The initial public offering (IPO) of Security and Intelligence Services (India) Ltd, which is backed by private equity firm CX Partners, crossed the one-third mark on the first day on Monday led by retail investors.
The public offering of 5.31 million shares, excluding anchor allotment, received bids for 1.81 million shares, or 34% of the total shares on offer, stock exchange data showed.
The retail investor’s portion was covered a shade more than two times, while the quota for non-institutional investors, comprising high net-worth individuals and corporate clients, saw bids for a handful of shares. Institutional investors did not see any bids on day one.
On Friday, the Patna-based security services provider had raised Rs 350.81 crore ($54.7 million) via a share sale to anchor investors, ahead of its three-day public offering, which opened on Monday.
Sovereign wealth fund Abu Dhabi Investment Authority led the anchor allotment by acquiring close to 16% of the shares on offer, while Deutsche Bank International and BNP Paribas also bet on the private security services firm.
Amundi Asset Management, Ashburton Investments, Altera Absolute Investments and Malabar Investments were some of the other foreign investors that took part in the anchor allotment.
Anchor investors are institutional investors who accept a one-month lock-in for a sizeable allocation of shares. Their participation highlights investors’ confidence in an IPO and sets a benchmark for the investor community at large.
The company is seeking a valuation of Rs 5,960 crore through the IPO. The public offering will comprise a fresh issue of 4.44 million shares worth Rs 362.25 crore (at the upper end of the price band), besides sale of 51.2 million shares worth Rs 417 crore by promoters and CX Partners. Of the total 51.2 million shares to be sold via the secondary route, CX is selling 3.4 million shares.
At the upper end of the price band, the IPO size works out to Rs 779.58 crore, resulting in a 13.1% stake dilution on a post-issue basis. CX Partners will sell 4.75% stake in the company and hold about 9.81% following the issue.
Security and Intelligence Services, which claims to be India’s second-largest private security services firm, received regulatory approval for its IPO on 12 January. The company had filed its draft prospectus in September last year.
The proposed IPO was to comprise a fresh issue to raise Rs 362.25 crore and an offer-for-sale by CX Partners, promoters and other shareholders. However, the Securities and Exchange Board of India had kept the IPO proposal in abeyance till violations under the Companies Act, 1956, were resolved.

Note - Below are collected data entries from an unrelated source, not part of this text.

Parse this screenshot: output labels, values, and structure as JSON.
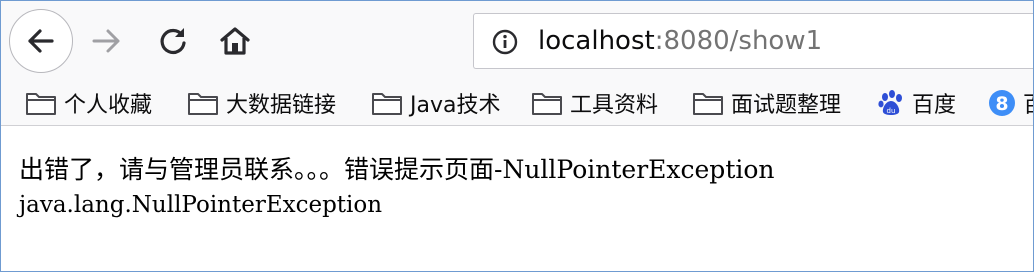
{
  "url": {
    "host": "localhost",
    "rest": ":8080/show1"
  },
  "bookmarks": [
    {
      "label": "个人收藏",
      "icon": "folder-icon"
    },
    {
      "label": "大数据链接",
      "icon": "folder-icon"
    },
    {
      "label": "Java技术",
      "icon": "folder-icon"
    },
    {
      "label": "工具资料",
      "icon": "folder-icon"
    },
    {
      "label": "面试题整理",
      "icon": "folder-icon"
    },
    {
      "label": "百度",
      "icon": "baidu-paw-icon"
    },
    {
      "label": "百",
      "icon": "blue-8-circle-icon"
    }
  ],
  "page": {
    "line1": "出错了，请与管理员联系。。。错误提示页面-NullPointerException",
    "line2": "java.lang.NullPointerException"
  },
  "colors": {
    "baidu_blue": "#2f4fd6",
    "bookmark_8_blue": "#3e8ef7",
    "window_border": "#6f9bd1"
  }
}
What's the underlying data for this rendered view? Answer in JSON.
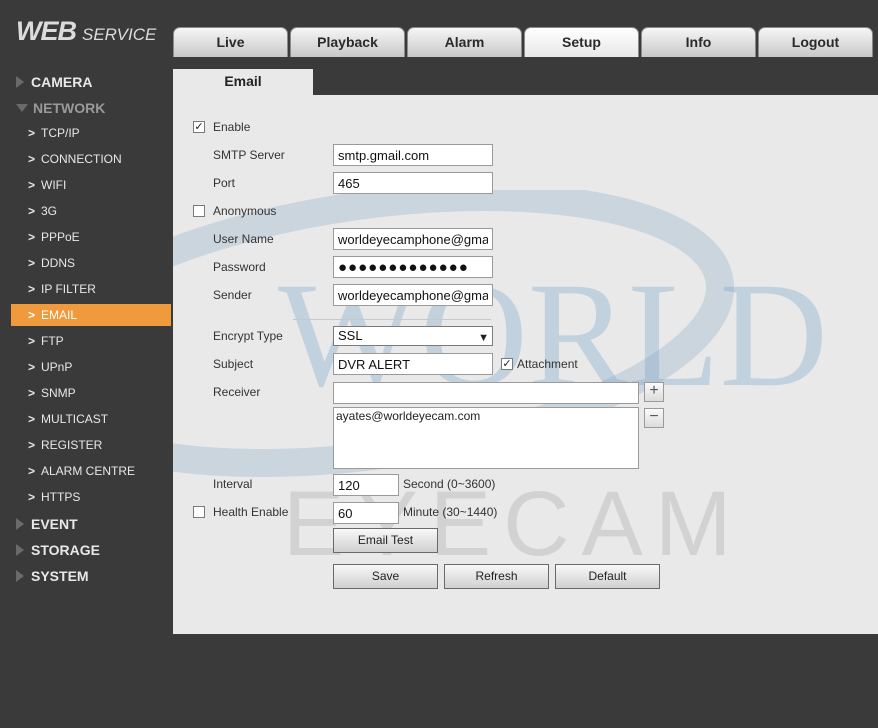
{
  "logo": {
    "primary": "WEB",
    "secondary": "SERVICE"
  },
  "tabs": [
    "Live",
    "Playback",
    "Alarm",
    "Setup",
    "Info",
    "Logout"
  ],
  "active_tab": "Setup",
  "sidebar": {
    "camera": "CAMERA",
    "network": "NETWORK",
    "network_items": [
      "TCP/IP",
      "CONNECTION",
      "WIFI",
      "3G",
      "PPPoE",
      "DDNS",
      "IP FILTER",
      "EMAIL",
      "FTP",
      "UPnP",
      "SNMP",
      "MULTICAST",
      "REGISTER",
      "ALARM CENTRE",
      "HTTPS"
    ],
    "active_item": "EMAIL",
    "event": "EVENT",
    "storage": "STORAGE",
    "system": "SYSTEM"
  },
  "page": {
    "tab_title": "Email"
  },
  "watermark": {
    "word1": "WORLD",
    "word2": "EYECAM"
  },
  "form": {
    "enable_label": "Enable",
    "enable_checked": true,
    "smtp_server_label": "SMTP Server",
    "smtp_server_value": "smtp.gmail.com",
    "port_label": "Port",
    "port_value": "465",
    "anonymous_label": "Anonymous",
    "anonymous_checked": false,
    "username_label": "User Name",
    "username_value": "worldeyecamphone@gma",
    "password_label": "Password",
    "password_value": "●●●●●●●●●●●●●",
    "sender_label": "Sender",
    "sender_value": "worldeyecamphone@gma",
    "encrypt_label": "Encrypt Type",
    "encrypt_value": "SSL",
    "subject_label": "Subject",
    "subject_value": "DVR ALERT",
    "attachment_label": "Attachment",
    "attachment_checked": true,
    "receiver_label": "Receiver",
    "receiver_input_value": "",
    "receiver_list": [
      "ayates@worldeyecam.com"
    ],
    "add_symbol": "+",
    "remove_symbol": "−",
    "interval_label": "Interval",
    "interval_value": "120",
    "interval_unit": "Second (0~3600)",
    "health_label": "Health Enable",
    "health_checked": false,
    "health_value": "60",
    "health_unit": "Minute (30~1440)",
    "check_mark": "✓"
  },
  "buttons": {
    "email_test": "Email Test",
    "save": "Save",
    "refresh": "Refresh",
    "default": "Default"
  },
  "colors": {
    "active_item_bg": "#ef9a3c",
    "chrome_bg": "#3a3a3a",
    "panel_bg": "#e9e9e9"
  }
}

The company had earlier issued shares to more than 49 people through private placement, above the limit stipulated by the Companies Act.
In January, VCCircle had reported that Security and Intelligence Services had addressed the problems related to regulatory violations following concerns raised by SEBI.
It will be India’s first security services firm to go public, and its IPO will be keenly watched by other private equity-backed peers such as Tops Security Ltd.
Apart from security services, the company also offers cash logistics services to banks, home-alarm monitoring and response services, besides facility management services to corporate clients. It has a network of 229 branches and employs 1.36 lakh personnel across India. It also operates in Australia.
Axis Capital, ICICI Securities, IIFL, Kotak Mahindra Capital, SBI Capital, Yes Securities and IDBI Capital are managing the issue.